In a time of digital polish and studio patchwork, it has become increasingly rare to hear a record that captures the lightning-in-a-bottle dynamics of a live performance. Music continues to fill our queues, but it feels less and less human, so when a record breaks through the static, it can be a revelation. From San Francisco, Rip Room has emerged with a charismatic and alluringly unpredictable debut full-length record, Alight and Resound. Twelve pulsing songs that harken back to better musical times while somehow embracing the relevance of the moment. Think Unwound, Sleater-Kinney, and Fugazi — propulsive rhythms and piercing lyrics, but with a sense of buoyancy. Wolves in sheep’s clothing.
“I wanted to be in a fun, high-energy band, but with a math-y, prog edge,” says vocalist/guitarist John Reed. “We’re always looking to capture our live sound, and with this record, we wanted that plus a little more to emphasize some ideas or sonic feelings,” adds bassist/vocalist Sarah McKinney. “The subject matter is pretty heavy, but the execution is sometimes a bit more lighthearted and dance-y which I think balances it out well. Our sound was once described as ‘dance music for people who don’t like to dance,’ which I don’t agree with — I’d say it’s ‘dance music for people who like to dance but are also bummed out’.”

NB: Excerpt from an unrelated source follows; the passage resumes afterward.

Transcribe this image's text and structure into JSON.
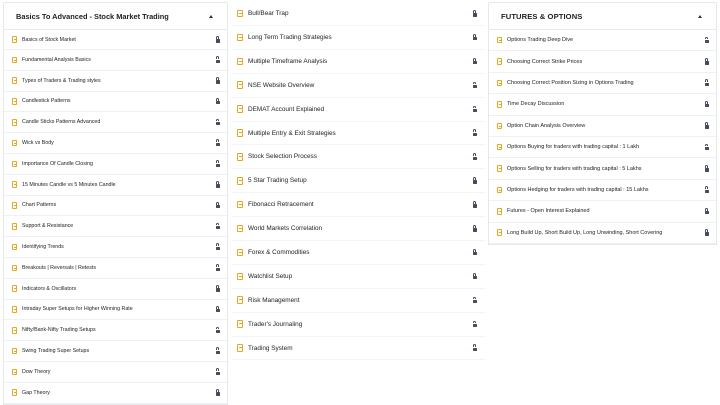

After successfully self-releasing and touring on two EPs (Self-Titled; Monsters) Rip Room returned to Louder Studios to reunite with storied engineer Tim Green (Melvins, Bikini Kill, Sebadoh). “The remoteness of Louder Studios is really conducive to making a record. Like a short summer camp for punks,” says Reed. “Tim has a calming effect that really elicits great performances in what can be a stressful process. While for the most part he just lets bands do their thing, he’s contributed some of my favorite moments to every recording I’ve ever done with him.” In addition to dialing in the three-piece’s own dynamic instrumentation, Green also contributed some less canonical sounds and recording approaches, namely stylophone, car fender clanking, and skilled tape manipulation. It is in the amalgamation of these types of individual moments that transforms the record from a casual listen to a layered experience.